Myriam : C’est ça qui est bien avec le fait d’être à Radio Canut : on ne se met pas la pression sur le fait qu’il faut absolument que ça rende quelque chose. On se loupe parfois, il y a cette liberté-là qui est très précieuse.

Olivier : Et par rapport à des radios de type Radio France, notre gros confort c’est qu’il n’y a pas ce processus où il faut défendre l’idée auprès d’un producteur pour qu’il dise « oui, fais-la, mais dans tel sens, et pas comme-ci et pas comme-ça, et tu vas la faire tel jour avec tel technicien. »

Sur le fond, vous faites de la critique sociale sans vous prendre au sérieux : ce n’est ni de la création radio esthétisante, très à la mode, ni le militantisme austère qu’on associe souvent aux radios associatives.

Olivier : Quand je suis arrivé à Canut, j’ai d’abord fait RocKnRouL, une émission de musique avec quelques éditos, et parfois je me disais « est-ce que ça va passer ? », parce qu’il n’y avait pas du tout cette culture de faire des blagues, par exemple, sur Yasser Arafat. Alors, il y a sans doute des gens qui détestent l’émission aussi pour ça, mais je suis content d’avoir réussi à faire quelque chose sur le long terme sur ce mode-là. Après, ce sont des blagues qu’on peut se permettre parce qu’on est sur cette radio. On fait de l’auto-dérision sur Canut, sur le mouvement militant et sur nous-mêmes, mais ça n’aurait pas tellement de sens ailleurs. Du coup je pense que c’est aussi pertinent d’avoir une discours propagandiste : il y a des émissions qui pour moi restent utiles, même si c’est de la lecture de tracts ou du slogan. Et moi-même je termine parfois des éditos par un slogan très premier degré, du style « Fermons toutes les prisons ! »

voicimcMyriam : Pour moi c’est vraiment important, de mettre de la forme sur du fond militant, parce que si on veut vraiment passer un message, il faut travailler la forme. Il y a une dimension de séduction par le son, il ne faut pas s’en cacher. Mais, par exemple, le jour où Jean-Gab [Jean-Gabriel Delpuech, alias noise hunter] et Oliv ont fait un reportage sur des cathos qui diffusaient des tracts dans la rue contre le mariage pour tous, et qu’ils ont monté ça avec la chanson du « balai dans le cul », je n’avais pas trop aimé. Ça m’a poussé à trouver des cathos qui étaient pour le mariage gay, parce qu’il y avait des homos dans leur famille. On a eu cette liberté de pouvoir s’entre-répondre.

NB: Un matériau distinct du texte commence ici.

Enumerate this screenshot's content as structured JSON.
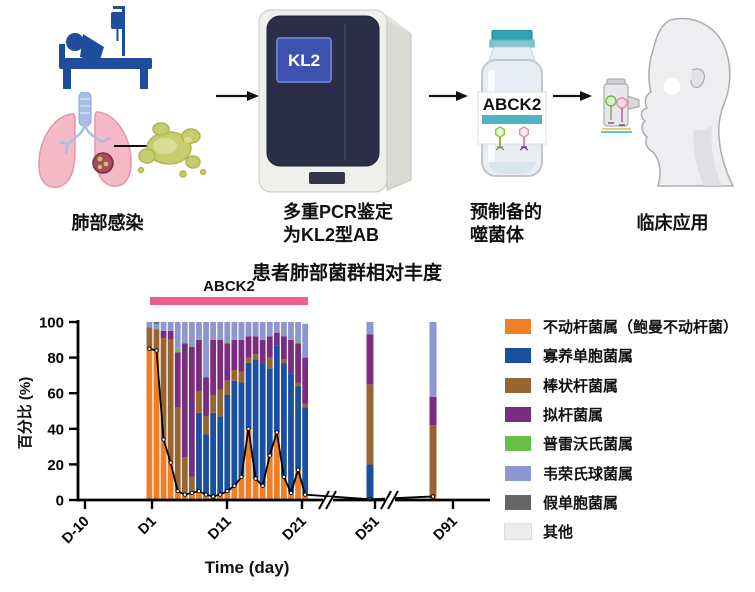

Olivier : Autre exemple, un matin, on arrive à la radio, il y a un mec qui commence à nous parler de Noam Chomsky, quelqu’un de très érudit mais il était un peu fou, et à un moment il sort un gros truc salace sur les nanas. Quand on a monté cette pastille, on s’est demandés si on gardait ce moment ou pas. Il y a eu un débat entre une personne de l’équipe et une personne de Lilith, Martine et les autres [émission féministe de Radio Canut], qui disait « Vous ne pouvez pas diffuser ça. » Je pense qu’un des gros problèmes de la radio aujourd’hui c’est de prendre les auditeurs pour des cons, alors que l’auditeur est très capable de déceler un second degré, une moquerie, de faire la part des choses et ne pas gober tout ce qu’on lui balance.

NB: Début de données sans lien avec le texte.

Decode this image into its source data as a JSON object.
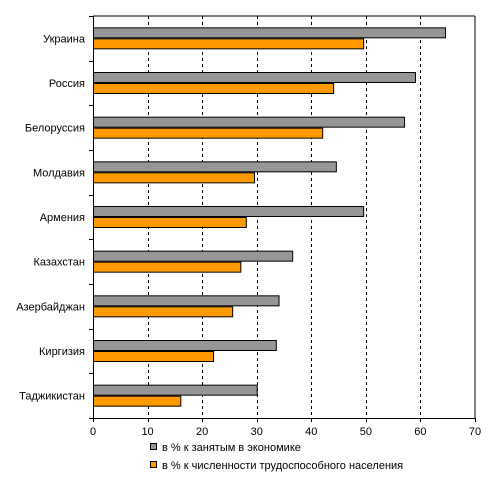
{
  "chart_data": {
    "type": "bar",
    "orientation": "horizontal",
    "categories": [
      "Украина",
      "Россия",
      "Белоруссия",
      "Молдавия",
      "Армения",
      "Казахстан",
      "Азербайджан",
      "Киргизия",
      "Таджикистан"
    ],
    "series": [
      {
        "name": "в % к занятым в экономике",
        "color": "#969696",
        "values": [
          64.5,
          59,
          57,
          44.5,
          49.5,
          36.5,
          34,
          33.5,
          30
        ]
      },
      {
        "name": "в % к численности трудоспособного населения",
        "color": "#ff9900",
        "values": [
          49.5,
          44,
          42,
          29.5,
          28,
          27,
          25.5,
          22,
          16
        ]
      }
    ],
    "xlim": [
      0,
      70
    ],
    "xticks": [
      0,
      10,
      20,
      30,
      40,
      50,
      60,
      70
    ],
    "grid": "vertical dashed",
    "legend_position": "bottom"
  }
}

Myriam : C’est un vrai débat. Je peux rigoler de beaucoup de choses avec des gens avec qui je sais qu’on se comprend, mais il faut qu’on reste dans l’idée que n’importe qui peut tomber sur MégaCombi en tournant le bouton, que ça reste écoutable par tout le monde. Du coup il faut faire attention aussi à la private joke.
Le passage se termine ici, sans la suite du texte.